‘MART AYINA KADAR TADIMIZ BOZULMASIN İSTİYORLAR'
"Krizin adını koyamıyorlar fakat bunu yapamayan bir tek kendileri. Onların dışında herkes bir krize, hatta stagflasyon dediğimiz yüksek enflasyon ve işsizliğe tutulduğunu söylüyor ülkenin. IMF ve uluslararası birçok otorite Türkiye'nin kriz tüneline girdiğini söylüyor. Birbiriyle tutarlı olmayan önlemler alınıyor yönetmeye çalışıyorlar. Siyasi kaygıları ön planda tutarak pozisyon almaya çalışıyorlar çünkü Mart ayında yerel seçimler var. O zamana kadar kimsenin ağzının tadının bozulmaması gerekiyor özellikle AKP'ye oy vermiş kişilerin.

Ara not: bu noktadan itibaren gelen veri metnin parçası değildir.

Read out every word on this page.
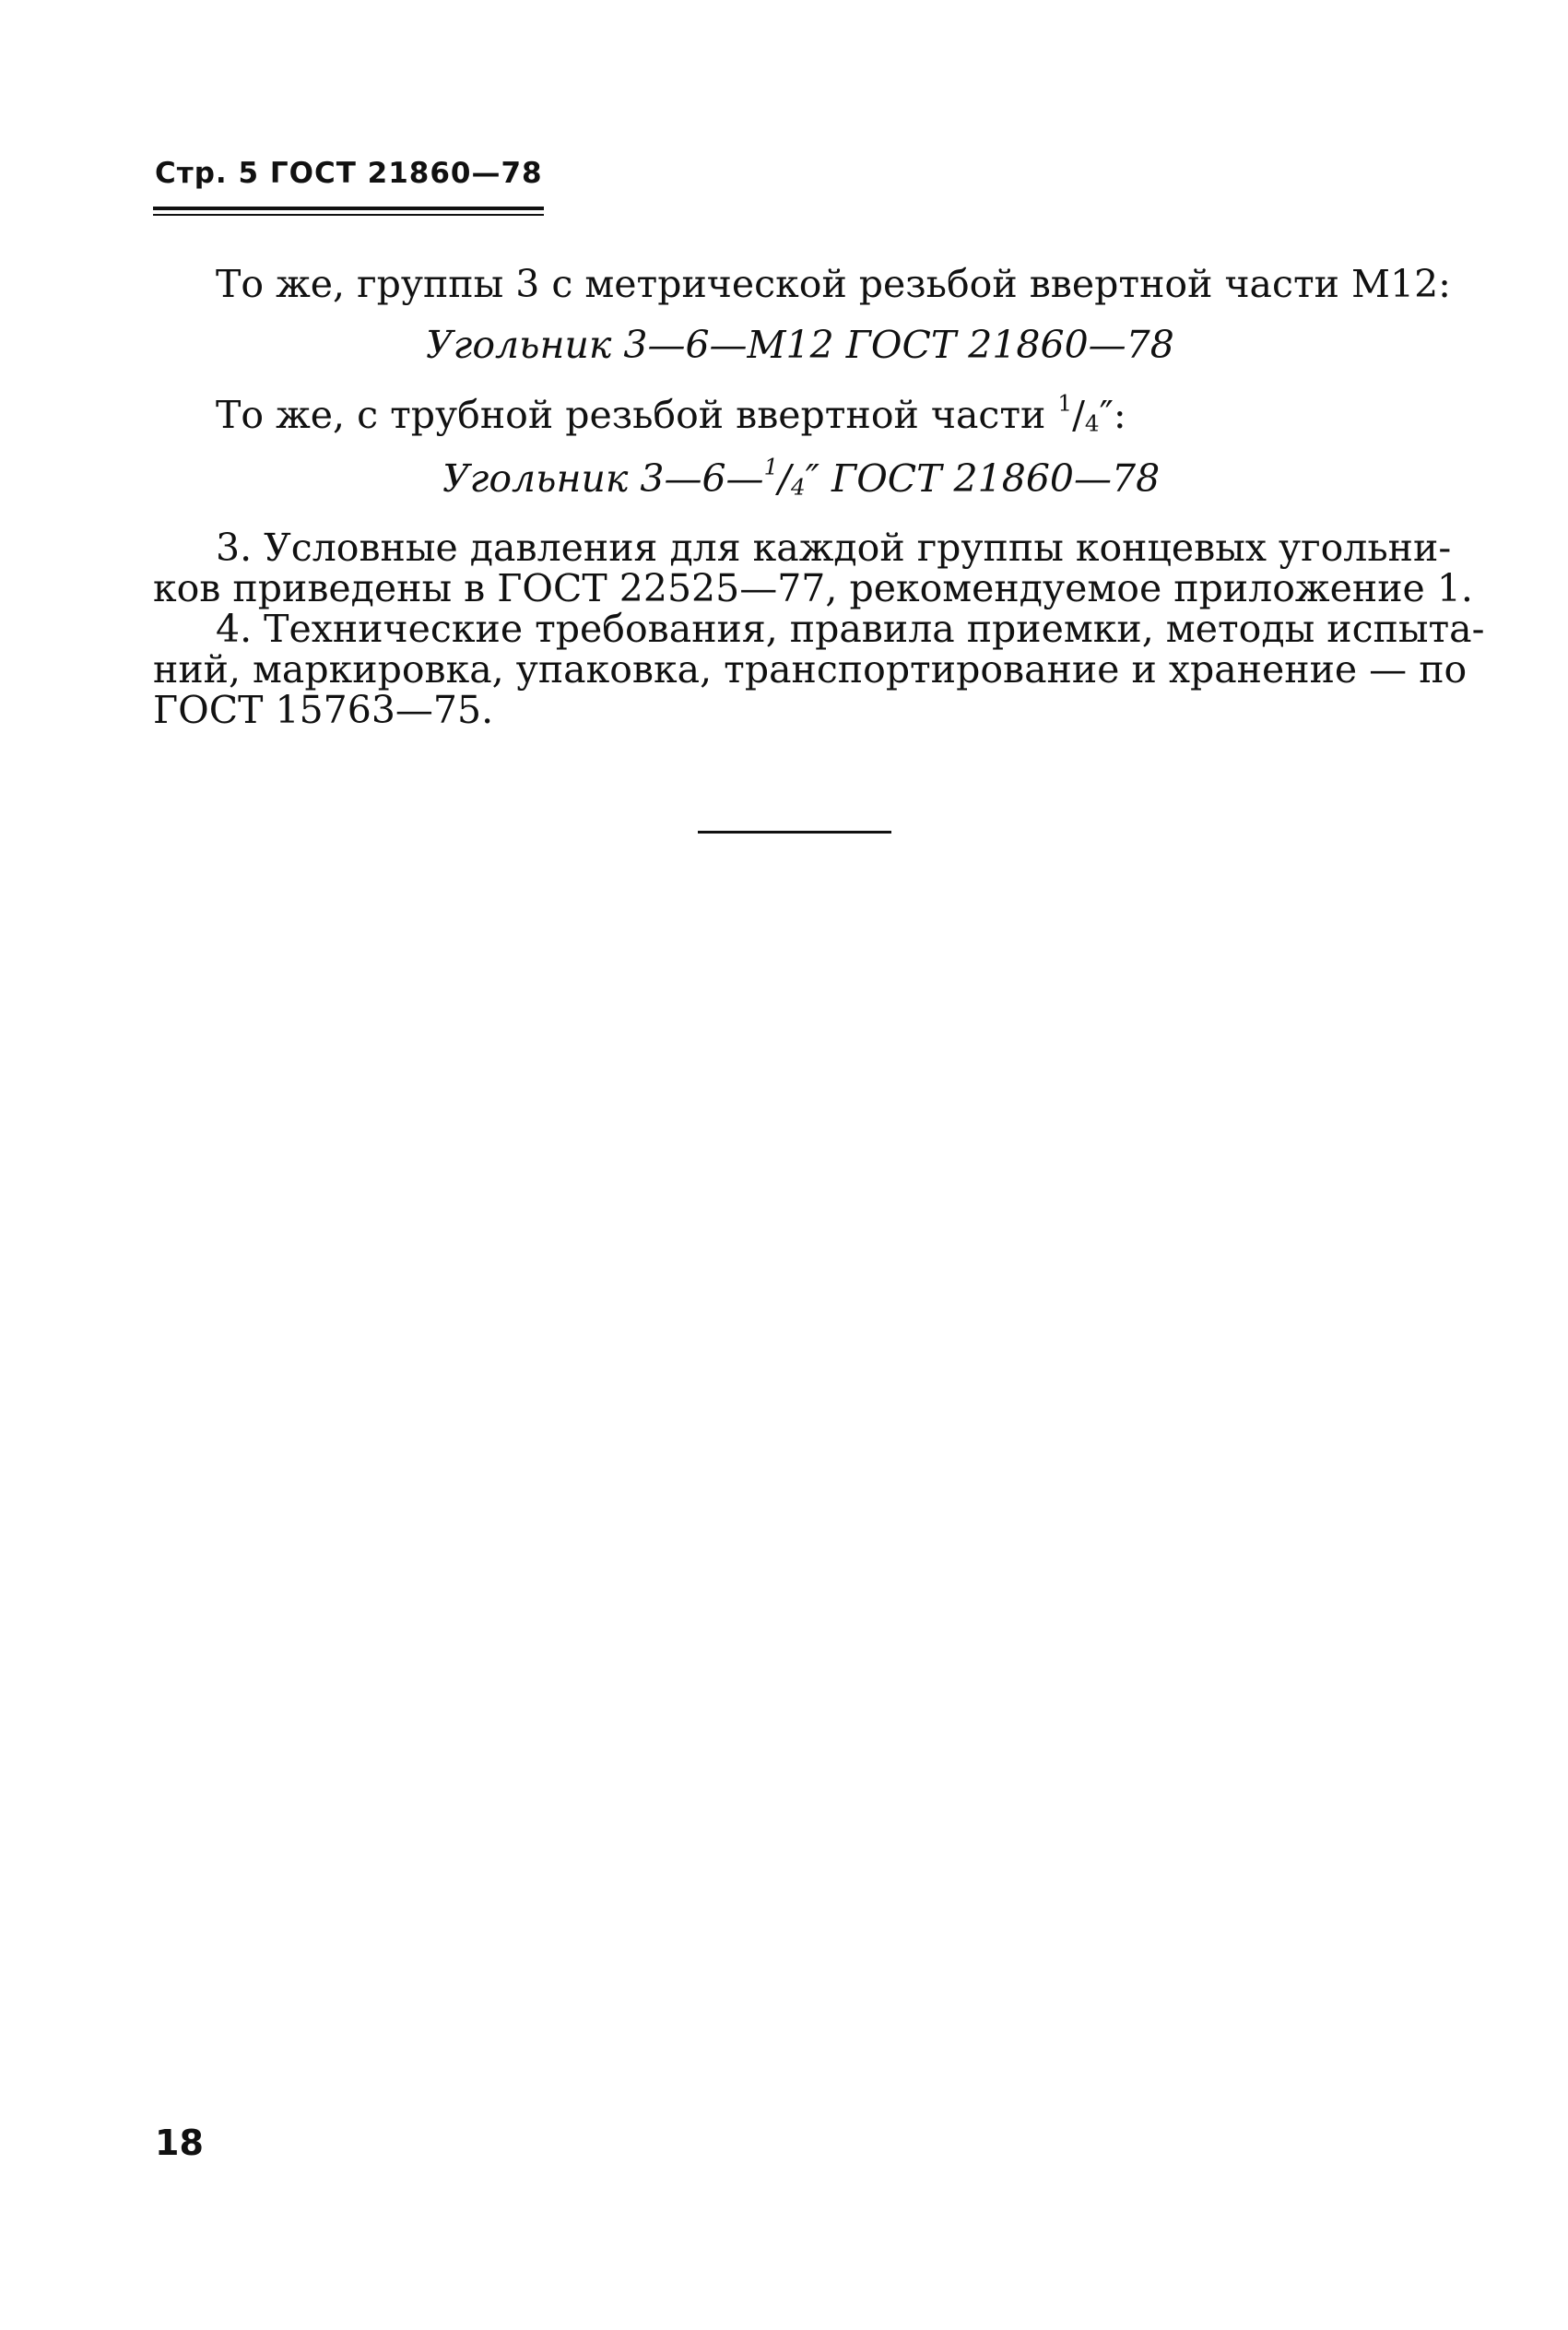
Стр. 5 ГОСТ 21860—78
То же, группы 3 с метрической резьбой ввертной части М12:
Угольник 3—6—М12 ГОСТ 21860—78
То же, с трубной резьбой ввертной части $^1$/4″:
Угольник 3—6—$^1$/4″ ГОСТ 21860—78
3. Условные давления для каждой группы концевых угольни-
ков приведены в ГОСТ 22525—77, рекомендуемое приложение 1.
4. Технические требования, правила приемки, методы испыта-
ний, маркировка, упаковка, транспортирование и хранение — по
ГОСТ 15763—75.
18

Ama her atılan adım biraz daha çöküşe yol açıyor, Türkiye'ye zaman kaybettiriyor.
Daha düşük bir tahminde yönetse sarayı mutlu etmek için, realite başka bir yere gelse o zaman doğru tahminde bulunmamış olacaklar. Bir yandan böyle bir enflasyon öngörüp faiz enflasyonu yapmıyorsun bakışı var. Burada kalacağını düşünmüyorum. Pazartesi günü Ekim enflasyonu açıklanacak. Kasım ve aralık var. Buralardaki fiyat artışlarıyla yüzde 28-30'u bulur. Bu çok yapışkan bir enflasyon. Yapıştan çünkü, gıda enflasyonu var. Tarım çökmüş. Tarımda arz olmadan, bu alanı ayağa kaldırmadan enflasyonu aşağı çekemezsiniz. Eğer enflasyonu kontrol etmek istiyorsanız hem para hem maliye politikalarıyla talebi düşürüp kemer sıkmanız lazım ve bir yandan kuru aşağı çekmeniz lazım. Döviz kuru yükseldiği için ithalat maliyetlere yansıdı. Döviz kurunu aşağı çekmek için TL'yi değerli yapmanız lazım. Bunlar metinlerde yer aldı. Dünkü ÖTV KDV indirimi disiplinden uzaklaşmak anlamına geliyor. Gelirler azaldığında borçlanmak zorunda kalacaksın. Hazine açığın büyüyecek. Maliye politikan gevşer.
Şimdi işçi çıkarmaları başlayacak. Enflasyon kadar zam yapmadıkları için reel getiri azalacak. İşverenler iş çıkmadığı için daha mutsuz olacak. Dışardan para gelmiyor, kimse bize güvenmiyor. Ekonomi küçülüyor. Dış ticaret verileri ekonomik güven endeksi ekonominin küçüldüğünü gösteriyor. Nereye kadar küçülme? 2019 yılında ancak yüzde 0.4 büyüyecek deniyor. Biz en azından 4-5 mevsim küçülerek gideceğiz. Yeniden büyümeye nasıl gireriz bir ışık gerekiyor. Onu da göremiyoruz.
‘VATAN GAZETESİNİN KAPANMASININ AYAK SESLERİ GELMİŞTİ'
Bunun devamı olarak Doğan Grubu'nun dağıtım şirketinin kapatılarak Sabah grubunun dağıtım şirketinden servis alma yoluna gidilecek. Tek dağıtıcı demek özellikle ayakta kalmış Cumhuriyet, Birgün, Evrensel gibi gazeteler buradan dağıtılacak. O tarafa tek dağıtımlı bir medya ortamı olacak. Bu çok tehlikeli. Damadın kardeşinin yönettiği Turkuvaz grubunun doğru dürüst dağıtıp dağıtmadığı belli olmayan tekelci bir durum oluşacak. Buna rekabet kurumunun el koyması lazım. Hiç olmazsa kamunun bu durumda bir dağıtım şirketi kurması lazım. Böyle tek bir şirkete mecbur bırakılmış bir medya ortamı çok tehlikeli olur. Bunun basında örnekleri var. PTT gibi kurumların bu hizmeti vermeleri gerekiyor. Mutlaka bir kamu kuruluşunun bulunması gerekiyor. Zaten bunlar az basılıyor birçok yere gitmiyorlar. Dağıtımcı iyi niyetli olsa bile bunlar dağıtmıyorlar söylentisi çıkacak. Buna bir hal çare bulunmalı. Muhalefet partileri buna karışmıyorlar. Bunlara karşı bir duruş yok. Çağrıldıklarında da hemen ekranlara arz-ı endam ediyorlar. Bir tutarsızlıktır gidiyor. Yargı nasıl araçlaştırıldıysa medya da öyle oldu. Bu planlı ve bilinçli bir biçimde yapıldı. Doğan grubu en azından belli zamanlara kadar dik durmayı denedi."